What I can do already is systematically migrate myself off quite a few other commercial SaaS services I've been using (and their datacenters). One by one, I extract my data - sometimes filing GDPR requests when companies make it deliberately hard - then I build a local replacement that actually works better, because it's fully integrated with my own systems instead of sitting in some company's silo. Every service I cancel is one less company with a claim on my attention, my data, and my monthly credit card statement. It's surprisingly satisfying.

This kind of liberation won't just be unique to software engineers. Imagine a teacher who wants a custom quiz tool that works exactly how their classroom works. A small business owner who needs a booking system tailored to their shop. A community group that wants to manage memberships without handing everything to some platform that will mine their data. These aren't hypothetical - this is starting to happen right now, everywhere. And as the tools improve it will hit more and more fields and be available to more and more people. Based on what I see in the industry, it seems obvious we're heading to this functionality being part of your standard desktop computer and phone.

Coming full circle

The earliest internet assumed everyone would build. The platform era took that away. Now AI is handing it back - not just to the technical people who never lost it, but to everyone who never had it in the first place.

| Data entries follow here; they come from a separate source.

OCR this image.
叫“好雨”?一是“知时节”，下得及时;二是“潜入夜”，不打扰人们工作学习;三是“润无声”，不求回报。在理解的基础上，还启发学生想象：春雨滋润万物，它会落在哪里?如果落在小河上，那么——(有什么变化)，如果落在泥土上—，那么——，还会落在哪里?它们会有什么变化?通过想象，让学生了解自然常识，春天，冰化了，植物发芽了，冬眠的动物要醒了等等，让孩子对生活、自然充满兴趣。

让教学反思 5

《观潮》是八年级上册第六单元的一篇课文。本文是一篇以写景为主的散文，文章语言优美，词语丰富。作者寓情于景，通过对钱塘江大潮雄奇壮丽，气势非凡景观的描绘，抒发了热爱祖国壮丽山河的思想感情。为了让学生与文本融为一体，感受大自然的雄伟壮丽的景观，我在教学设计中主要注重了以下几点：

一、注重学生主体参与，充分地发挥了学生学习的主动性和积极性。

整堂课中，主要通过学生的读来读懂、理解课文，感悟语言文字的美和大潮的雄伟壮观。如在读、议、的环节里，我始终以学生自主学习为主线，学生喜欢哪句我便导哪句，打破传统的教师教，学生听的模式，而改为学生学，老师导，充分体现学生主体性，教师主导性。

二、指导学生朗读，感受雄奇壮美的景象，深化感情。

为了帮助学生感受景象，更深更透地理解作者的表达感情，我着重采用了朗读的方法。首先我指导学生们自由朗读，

I think about that kid in the desert, lying on his back, looking up at a sky that belonged to nobody and everybody. That feeling - that the world is open and shared and yours to explore - is a feeling I'm getting back again.

The more people building their own tools, the less power concentrated in the hands of companies whose interests stopped aligning with ours a long time ago. More digital diversity. More local solutions. More ownership. More of that original internet spirit.

This won't happen automatically. We still need to keep fighting for open, sovereign AI models, for open hardware, for digital literacy and critical thinking in education, for regulations that protect people's right to own their data and run their own software. AI can help us with all this, if we choose to use it that way.

Big Tech will push back, of course, but you can't build a fence across the sky.